Danielson, C. (2006). Teacher leadership that strengthens professional practice. Alexandria, Virginia: ASCD. 
 ...aren't they [people with the growth mindset] more likely to have inflated views of their abilities and try for things they are not capable of? In fact, studies show that people are terrible at estimating their abilities....but it was those with the fixed mindset who accounted for almost all the inaccuracy. 
If, like those with the growth mindset, you believe you can develop yourself, then you're open to accurate information about your current abilities...if you're oriented toward learning, as they are, you need accurate information...with fixed-mindset people...some outcomes are magnified, others are explained away, and before you know it you don't know yourself at all. 
Dweck, C. S. (2006). Mindset: the new psychology of success. New York, New York: Ballentine Books.
I started thinking about what this might mean when working with other teachers and alongside other teacher leaders--those who may have fixed mindsets or growth mindsets. When I think about teachers who are highly reflective in terms of their mindset, I realize that they are not afraid to talk about when things do not go well in the classroom and view these experiences as chances to learn and to enhance their classroom practices. They are not afraid to share their experiences with colleagues so that everyone can learn.

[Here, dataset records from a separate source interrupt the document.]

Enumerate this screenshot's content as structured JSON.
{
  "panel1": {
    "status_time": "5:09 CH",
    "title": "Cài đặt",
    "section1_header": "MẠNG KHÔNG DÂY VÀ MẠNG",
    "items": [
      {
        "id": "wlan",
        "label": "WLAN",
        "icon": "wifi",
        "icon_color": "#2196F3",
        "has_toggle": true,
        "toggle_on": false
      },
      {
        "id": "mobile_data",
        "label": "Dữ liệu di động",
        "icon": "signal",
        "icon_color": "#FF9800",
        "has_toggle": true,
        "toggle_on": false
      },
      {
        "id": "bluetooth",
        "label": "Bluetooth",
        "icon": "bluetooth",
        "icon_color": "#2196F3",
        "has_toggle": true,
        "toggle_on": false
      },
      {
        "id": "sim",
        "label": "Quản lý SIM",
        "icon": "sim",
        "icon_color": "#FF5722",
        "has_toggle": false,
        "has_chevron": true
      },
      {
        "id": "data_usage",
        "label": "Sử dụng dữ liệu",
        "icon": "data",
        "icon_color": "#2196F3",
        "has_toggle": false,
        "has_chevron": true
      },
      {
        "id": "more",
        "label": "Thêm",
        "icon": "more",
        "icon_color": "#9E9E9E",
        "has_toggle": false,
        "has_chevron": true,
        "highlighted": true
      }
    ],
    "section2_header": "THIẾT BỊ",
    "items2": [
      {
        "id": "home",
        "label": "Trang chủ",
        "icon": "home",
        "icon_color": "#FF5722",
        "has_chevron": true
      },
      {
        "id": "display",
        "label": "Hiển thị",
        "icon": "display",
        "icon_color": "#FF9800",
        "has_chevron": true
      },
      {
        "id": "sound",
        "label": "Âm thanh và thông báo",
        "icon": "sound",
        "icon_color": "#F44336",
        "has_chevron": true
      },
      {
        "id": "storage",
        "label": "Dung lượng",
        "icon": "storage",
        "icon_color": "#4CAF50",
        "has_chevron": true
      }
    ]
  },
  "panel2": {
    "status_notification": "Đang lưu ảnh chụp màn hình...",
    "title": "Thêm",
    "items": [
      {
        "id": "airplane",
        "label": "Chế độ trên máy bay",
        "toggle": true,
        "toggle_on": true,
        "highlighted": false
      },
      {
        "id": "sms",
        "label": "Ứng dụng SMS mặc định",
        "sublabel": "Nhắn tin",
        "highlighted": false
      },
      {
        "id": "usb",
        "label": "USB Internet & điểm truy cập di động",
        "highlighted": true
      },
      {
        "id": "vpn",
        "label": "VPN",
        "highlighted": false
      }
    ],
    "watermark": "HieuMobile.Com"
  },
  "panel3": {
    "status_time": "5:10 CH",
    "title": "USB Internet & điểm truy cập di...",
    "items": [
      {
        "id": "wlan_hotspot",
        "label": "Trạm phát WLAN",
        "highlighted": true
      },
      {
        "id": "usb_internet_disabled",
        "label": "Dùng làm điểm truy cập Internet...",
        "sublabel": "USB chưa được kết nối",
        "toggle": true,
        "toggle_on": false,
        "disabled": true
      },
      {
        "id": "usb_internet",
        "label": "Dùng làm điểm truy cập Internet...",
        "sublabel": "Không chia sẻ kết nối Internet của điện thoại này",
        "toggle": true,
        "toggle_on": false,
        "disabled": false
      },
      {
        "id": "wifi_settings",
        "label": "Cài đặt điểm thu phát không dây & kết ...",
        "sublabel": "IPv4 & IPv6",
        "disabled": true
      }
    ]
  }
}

One the other hand, those with a fixed mindset may feel very threatened when engaged in reflective thinking. For them, realizing or admitting that something didn't go well leads to the self-perception that they have failed. This situation is tough for teacher leaders to approach, in part because the relationship with the teacher must be strong enough to balance the insecurity. Teacher leaders are also often in the position to help others become aware of and shift their mindsets. Hard work, to say the least.

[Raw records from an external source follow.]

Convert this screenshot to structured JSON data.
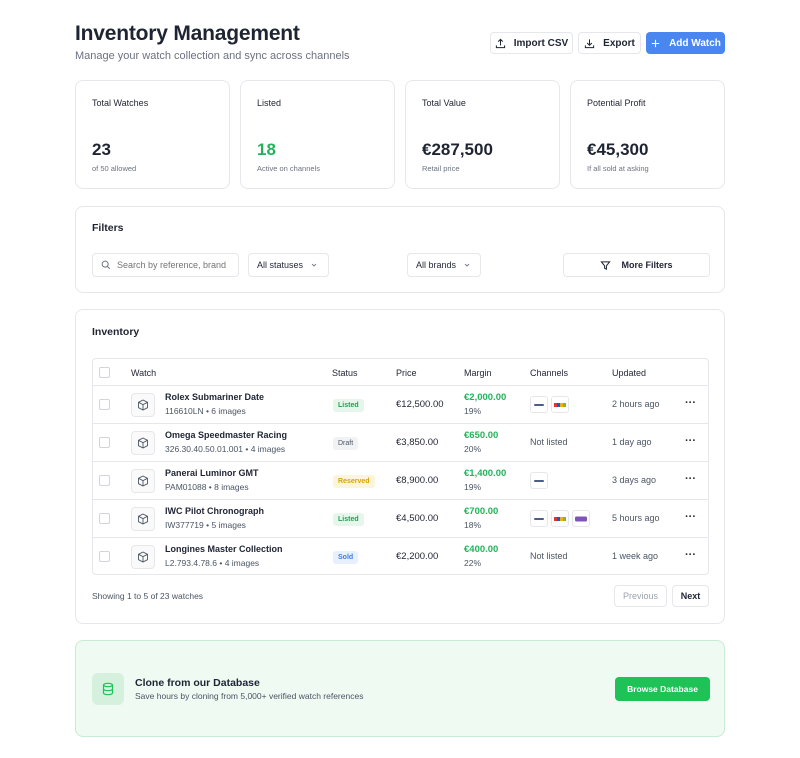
{
  "header": {
    "title": "Inventory Management",
    "subtitle": "Manage your watch collection and sync across channels",
    "import_label": "Import CSV",
    "export_label": "Export",
    "add_label": "Add Watch"
  },
  "stats": [
    {
      "label": "Total Watches",
      "value": "23",
      "sub": "of 50 allowed"
    },
    {
      "label": "Listed",
      "value": "18",
      "sub": "Active on channels",
      "value_color": "#22b35a"
    },
    {
      "label": "Total Value",
      "value": "€287,500",
      "sub": "Retail price"
    },
    {
      "label": "Potential Profit",
      "value": "€45,300",
      "sub": "If all sold at asking"
    }
  ],
  "filters": {
    "title": "Filters",
    "search_placeholder": "Search by reference, brand",
    "status_select": "All statuses",
    "brand_select": "All brands",
    "more_filters": "More Filters"
  },
  "inventory": {
    "title": "Inventory",
    "columns": [
      "Watch",
      "Status",
      "Price",
      "Margin",
      "Channels",
      "Updated"
    ],
    "rows": [
      {
        "name": "Rolex Submariner Date",
        "sub": "116610LN • 6 images",
        "status": "Listed",
        "price": "€12,500.00",
        "margin": "€2,000.00",
        "margin_pct": "19%",
        "channels": [
          "chrono24",
          "ebay"
        ],
        "channels_text": "",
        "updated": "2 hours ago"
      },
      {
        "name": "Omega Speedmaster Racing",
        "sub": "326.30.40.50.01.001 • 4 images",
        "status": "Draft",
        "price": "€3,850.00",
        "margin": "€650.00",
        "margin_pct": "20%",
        "channels": [],
        "channels_text": "Not listed",
        "updated": "1 day ago"
      },
      {
        "name": "Panerai Luminor GMT",
        "sub": "PAM01088 • 8 images",
        "status": "Reserved",
        "price": "€8,900.00",
        "margin": "€1,400.00",
        "margin_pct": "19%",
        "channels": [
          "chrono24"
        ],
        "channels_text": "",
        "updated": "3 days ago"
      },
      {
        "name": "IWC Pilot Chronograph",
        "sub": "IW377719 • 5 images",
        "status": "Listed",
        "price": "€4,500.00",
        "margin": "€700.00",
        "margin_pct": "18%",
        "channels": [
          "chrono24",
          "ebay",
          "woo"
        ],
        "channels_text": "",
        "updated": "5 hours ago"
      },
      {
        "name": "Longines Master Collection",
        "sub": "L2.793.4.78.6 • 4 images",
        "status": "Sold",
        "price": "€2,200.00",
        "margin": "€400.00",
        "margin_pct": "22%",
        "channels": [],
        "channels_text": "Not listed",
        "updated": "1 week ago"
      }
    ],
    "showing": "Showing 1 to 5 of 23 watches",
    "previous": "Previous",
    "next": "Next"
  },
  "clone": {
    "title": "Clone from our Database",
    "subtitle": "Save hours by cloning from 5,000+ verified watch references",
    "button": "Browse Database"
  },
  "colors": {
    "primary": "#4a86f0",
    "green": "#22b35a",
    "browse": "#1ec256"
  }
}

But the most challenging thing may be our own mindsets in terms of how we think of others. We have to be careful--we must remember not to have fixed perceptions of those with whom we work. We have to be open to possibilities, to see strengths in spite of limitations and not become stuck with one view of a colleague. Even when working with fixed-mindet colleagues, we must believe that their mindsets can be changed, that they can engage in accurate reflection than enables them to continually refine their practice. We have to be willing to let go of past perceptions and keep an open mind as we work more closely with colleagues, being wary of allowing fixed perceptions to color our interactions.

Last week, a couple of you commented that you'd like to know what titles I plan to read--an ever-changing list! If you leave contact information in the comments, I'll be happy to respond. 

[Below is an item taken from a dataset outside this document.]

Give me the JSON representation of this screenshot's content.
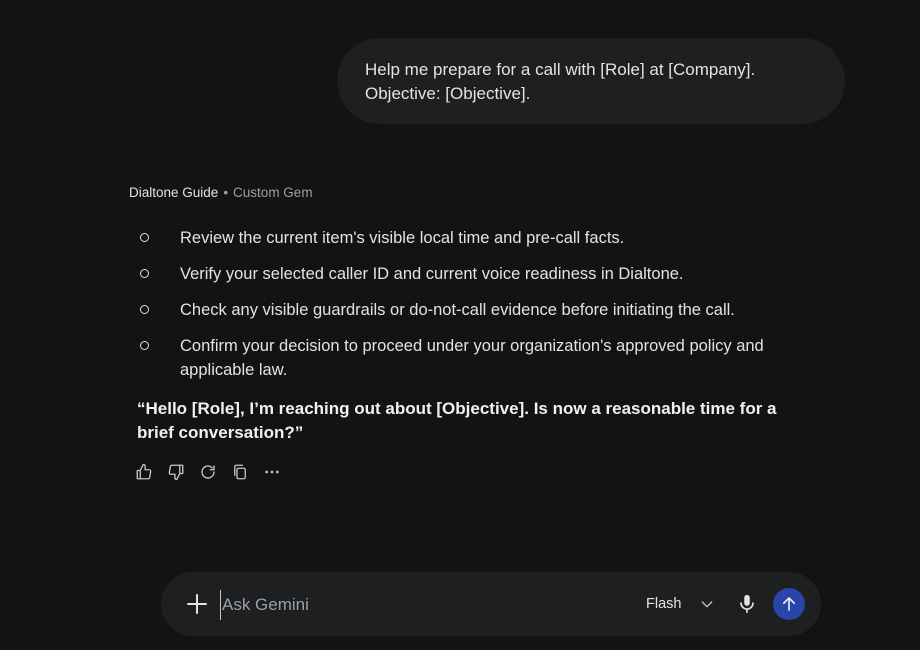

  1. I love this idea of reading/rereading two professional books at the same time to see how they play against each other. I sometimes do that, too, only not in a planned way.

  2. Thanks for the reminder about fixed mindset. I appreciate the idea that not only do I have to watch myself for a fixed mindset on me, but also on others. That also applies to our knowledge from Tap training. As teacher leaders, our colleagues need to know that we believe in them, and are here to support them and help them grow.

  3. Great analogy about your reading life -- pairing a reread with a new text like new shoes with an outfit you know works.

    Thanks for sharing the snippets with us.


  4. I just had an ah ha moment! Two years ago I read the CAFE book by the 2 sisters. In the last week, I've joined Twitter. (Talk about knowledge overload!!!) But here's the connection I made with your post: I reading tweets from teachers at the Daily 5/CAFE workshops and I'm also reading Conferring by Patrick Allen. Everything is beginning to become much clearer! What a perfect pair!